Vanderlei Lopes

Horas Seculares E Instantâneas

POR GUILHERME BUENO

2011

Mas está fraturado o teu dorso

meu estupendo e pobre século

Osip Mandel’štam, “Meu século”

 

Numa era que alega o fim da história (soa contraditório falar da existência de uma era humana fora da história), na qual a relação com o tempo se mostra difusa e vacila distinguir entre o que seria permanente e efêmero, podemos nos perguntar sobre o que falam os trabalhos de Vanderlei Lopes. Eles emulam o instante fotográfico, limiar entre a existência e a dissolução das coisas. Tempos incertos só cabem na imagem, pois nela nos damos conta do quanto o instante pode ser fantasmagórico, ao fixar aquilo que ainda existe e simultaneamente começa a passar, a inexistir. E também porque imagens são capazes, mesmo que por um ardil fugaz, de fingirem em certas ocasiões existir além ou aquém do tempo.  Assim ocorre no vídeo Afresco no qual um objeto se molda, se “esculpe” infinitamente; nas suas cerâmicas, que aliam as formas gregas – uma época longínqua, perdida, mais ainda referencial para nós –  às cenas do mundo atual, fundindo num só objeto aquela noção de temporalidade imprecisa antes mencionada. Ou ainda a experiência de fazer um “desenho de rastros”, seja em Árvore, um trabalho que se conclui na sua aniquilação de fato, restando apenas a silhueta consumida pelas chamas (o risco, em duplo sentido, desenhar ou explodir, foi vivido), seja em Enseada, cuja corporeidade frágil do giz e da folha de carbono espelha o mar volúvel e sempre mudando sua forma.

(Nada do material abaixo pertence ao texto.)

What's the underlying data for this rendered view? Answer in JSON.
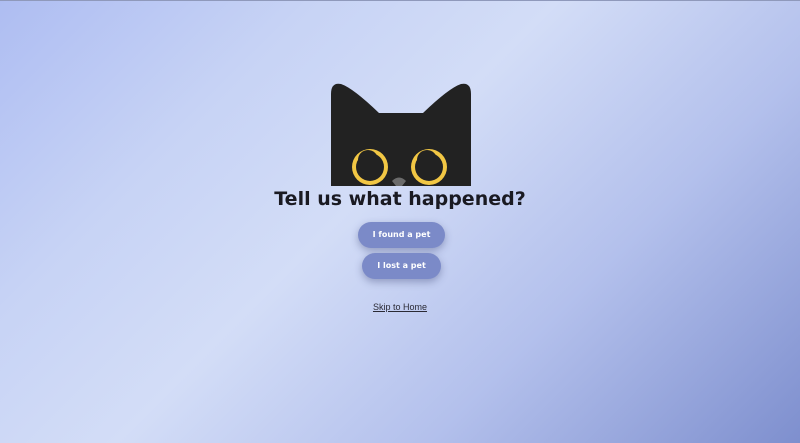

A relação trabalho / tempo / matéria trata da consecução de uma forma a partir da articulação desses termos. Juntos, eles assinalam como se dá a transformação de uma coisa em outra, o dar vida ao que seria inerte – em suma, o processo mesmo de invenção do real. No entanto, ao considerarmos as questões aqui lançadas, as obras de Vanderlei existem menos na apresentação do objeto como etapa final de uma sucessão de atos do que na cristalização do instante crítico, do ponto de inflexão, do estado intermediário no qual uma coisa era e passará a ser; em outros casos, como nos vestígios de Árvore muda-se de figura – lidamos com algo que já passou e, permitida certa liberdade retórica, existe literalmente há anos-luz de nós, tal como uma longínqua estrela consumida milênios atrás e só agora visível a nós. Seria o tempo de uma mitologia da imagem?

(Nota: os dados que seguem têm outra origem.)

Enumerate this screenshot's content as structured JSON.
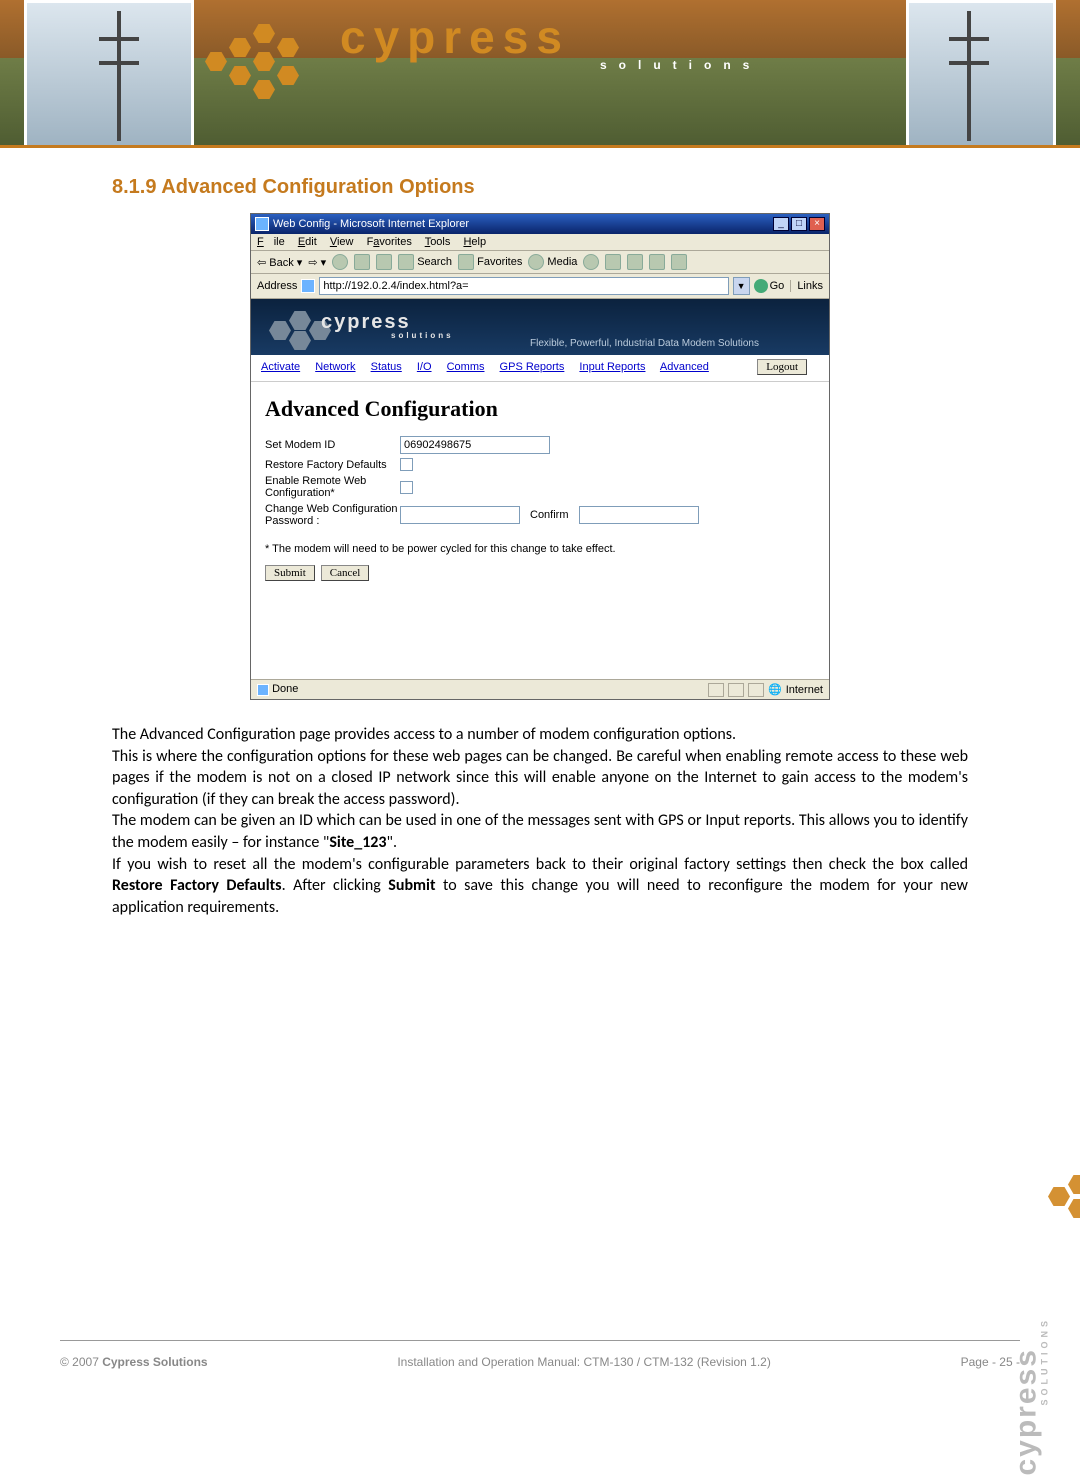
{
  "section_heading": "8.1.9  Advanced Configuration Options",
  "ie": {
    "title": "Web Config - Microsoft Internet Explorer",
    "menu": {
      "file": "File",
      "edit": "Edit",
      "view": "View",
      "fav": "Favorites",
      "tools": "Tools",
      "help": "Help"
    },
    "toolbar": {
      "back": "Back",
      "search": "Search",
      "favorites": "Favorites",
      "media": "Media"
    },
    "addr_label": "Address",
    "addr_value": "http://192.0.2.4/index.html?a=",
    "go": "Go",
    "links": "Links",
    "status_done": "Done",
    "status_zone": "Internet"
  },
  "page": {
    "brand": "cypress",
    "brand_sub": "SOLUTIONS",
    "tagline": "Flexible, Powerful, Industrial Data Modem Solutions",
    "nav": {
      "activate": "Activate",
      "network": "Network",
      "status": "Status",
      "io": "I/O",
      "comms": "Comms",
      "gps": "GPS Reports",
      "input": "Input Reports",
      "advanced": "Advanced"
    },
    "logout": "Logout",
    "h2": "Advanced Configuration",
    "rows": {
      "modem_id_label": "Set Modem ID",
      "modem_id_value": "06902498675",
      "restore_label": "Restore Factory Defaults",
      "remote_label": "Enable Remote Web Configuration*",
      "pwd_label": "Change Web Configuration Password :",
      "confirm": "Confirm"
    },
    "note": "* The modem will need to be power cycled for this change to take effect.",
    "submit": "Submit",
    "cancel": "Cancel"
  },
  "body": {
    "p1": "The Advanced Configuration page provides access to a number of modem configuration options.",
    "p2a": "This is where the configuration options for these web pages can be changed. Be careful when enabling remote access to these web pages if the modem is not on a closed IP network since this will enable anyone on the Internet to gain access to the modem's configuration (if they can break the access password).",
    "p3a": "The modem can be given an ID which can be used in one of the messages sent with GPS or Input reports. This allows you to identify the modem easily – for instance \"",
    "p3b": "Site_123",
    "p3c": "\".",
    "p4a": "If you wish to reset all the modem's configurable parameters back to their original factory settings then check the box called ",
    "p4b": "Restore Factory Defaults",
    "p4c": ". After clicking ",
    "p4d": "Submit",
    "p4e": " to save this change you will need to reconfigure the modem for your new application requirements."
  },
  "footer": {
    "copyright": "© 2007 ",
    "company": "Cypress Solutions",
    "center": "Installation and Operation Manual: CTM-130 / CTM-132 (Revision 1.2)",
    "page": "Page  - 25 -"
  }
}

Voltando, porém, àquele tempo intersticial da passagem de um estado a outro, isso se mostra mais claramente em Música: o bronze solidifica seu escorrimento líquido, a ponto de sustentar a foto de onde parte. Não é um trabalho antiescultórico, mas contraescultórico, naquilo em que metaforicamente inverte o sentido da escultura como sujeição à gravidade (o líquido “informe” sustenta o seu receptáculo e não o contrário). Mais do que o transbordamento, ele prolonga e reafirma o lugar dúbio ocupado pela imagem no espaço, na medida em que a fotografia se torna tão escultórica quanto o bronze; essa manobra, no entanto, indica na mesma proporção seu confinamento na superfície da folha, permanecendo para sempre inacessível, intocável. Nisso é familiar à série grega: como nas figuras imaginadas por Keats em seu célebre poema “Ode à uma urna grega”, os personagens estão para sempre retidos na eterna iminência de... (Bold Lover, never, never canst thou kiss, Though winning near the goal). Contudo, há a recusa ao transe da melancolia. Ao contrário, opta-se pelo atrito objetivo entre eterno passado e eterno presente, a sobreposição estratégica fundadora da condição transitória e finda da imagem. Afinal, ela se fixa no paradoxo de quanto mais histórica, mais apta a simular sua trans-historicidade, isto é, sua capacidade de se infiltrar em um momento de suspensão, de quebra de um tempo narrativo organizado linear e cronologicamente. É uma narrativa moldada à base de dissensões temporais. 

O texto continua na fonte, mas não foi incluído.